Base: they are basically available, soft state, and eventually consistent.
Base theory, the result of consistency and usability measurement in cap theorem. The core idea is that even if strong consistency cannot be achieved, the final consistency should be achieved through appropriate methods.
- Basically available: allows the loss of partial availability when a distributed system fails.
- Soft state: allows the state of an application to be out of sync for a certain period of time, and allows intermediate states. For example, in the e-commerce system, the user places an order and pays. Due to the distributed architecture, whether the payment is successful or not is completed by the payment module. The system does not wait for the payment module to return the result to the customer. Instead, the system sets the status to being paid, returns it to the customer, and then the payment module determines the success, and then sets the status to payment completed. In this way, the corresponding speed of the system can be improved. In payment, it is in the middle.

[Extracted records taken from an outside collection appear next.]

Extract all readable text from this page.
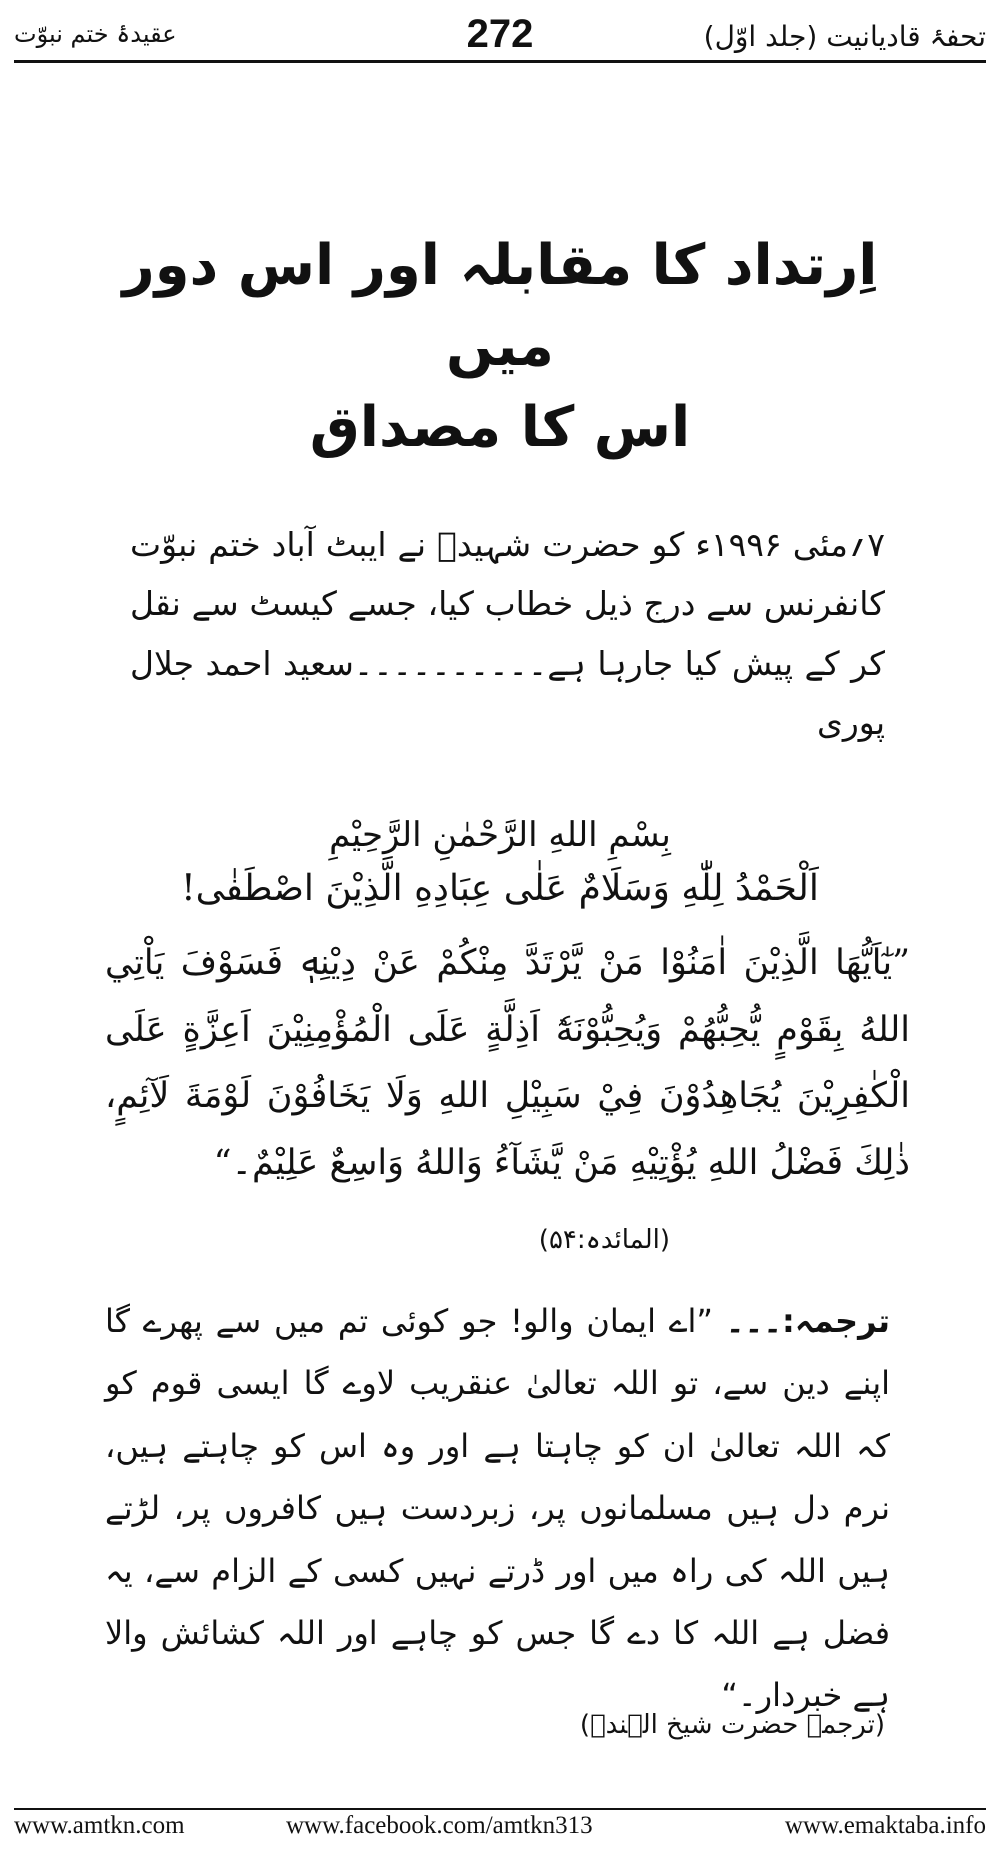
عقیدۂ ختم نبوّت	272	تحفۂ قادیانیت (جلد اوّل)
اِرتداد کا مقابلہ اور اس دور میں
اس کا مصداق
۷؍مئی ۱۹۹۶ء کو حضرت شہیدؒ نے ایبٹ آباد ختم نبوّت کانفرنس سے درج ذیل خطاب کیا، جسے کیسٹ سے نقل کر کے پیش کیا جارہا ہے۔۔۔۔۔۔۔۔۔۔سعید احمد جلال پوری
بِسْمِ اللهِ الرَّحْمٰنِ الرَّحِيْمِ
اَلْحَمْدُ لِلّٰهِ وَسَلَامٌ عَلٰى عِبَادِهِ الَّذِيْنَ اصْطَفٰى!
”يٰٓاَيُّهَا الَّذِيْنَ اٰمَنُوْا مَنْ يَّرْتَدَّ مِنْكُمْ عَنْ دِيْنِهٖ فَسَوْفَ يَاْتِي اللهُ بِقَوْمٍ يُّحِبُّهُمْ وَيُحِبُّوْنَهٗٓ اَذِلَّةٍ عَلَى الْمُؤْمِنِيْنَ اَعِزَّةٍ عَلَى الْكٰفِرِيْنَ يُجَاهِدُوْنَ فِيْ سَبِيْلِ اللهِ وَلَا يَخَافُوْنَ لَوْمَةَ لَآئِمٍ، ذٰلِكَ فَضْلُ اللهِ يُؤْتِيْهِ مَنْ يَّشَآءُ وَاللهُ وَاسِعٌ عَلِيْمٌ۔“
(المائدہ:۵۴)
ترجمہ:۔۔۔ ”اے ایمان والو! جو کوئی تم میں سے پھرے گا اپنے دین سے، تو اللہ تعالیٰ عنقریب لاوے گا ایسی قوم کو کہ اللہ تعالیٰ ان کو چاہتا ہے اور وہ اس کو چاہتے ہیں، نرم دل ہیں مسلمانوں پر، زبردست ہیں کافروں پر، لڑتے ہیں اللہ کی راہ میں اور ڈرتے نہیں کسی کے الزام سے، یہ فضل ہے اللہ کا دے گا جس کو چاہے اور اللہ کشائش والا ہے خبردار۔“
(ترجمہ حضرت شیخ الہندؒ)
www.amtkn.com	www.facebook.com/amtkn313	www.emaktaba.info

- Eventually consistent (final consistency): for the above soft state, it will not always be soft. For the same example, if the payment is successful, the status will be successful; if it is failed, the status will be failed, and the customer’s money will be returned. In this way, although the data in the process are not consistent, they will eventually be consistent. Or database master-slave synchronization, master database and synchronization, due to network transmission delay, network jitter, network failure and other reasons, the data may be inconsistent at a certain time, but it is still consistent in the end.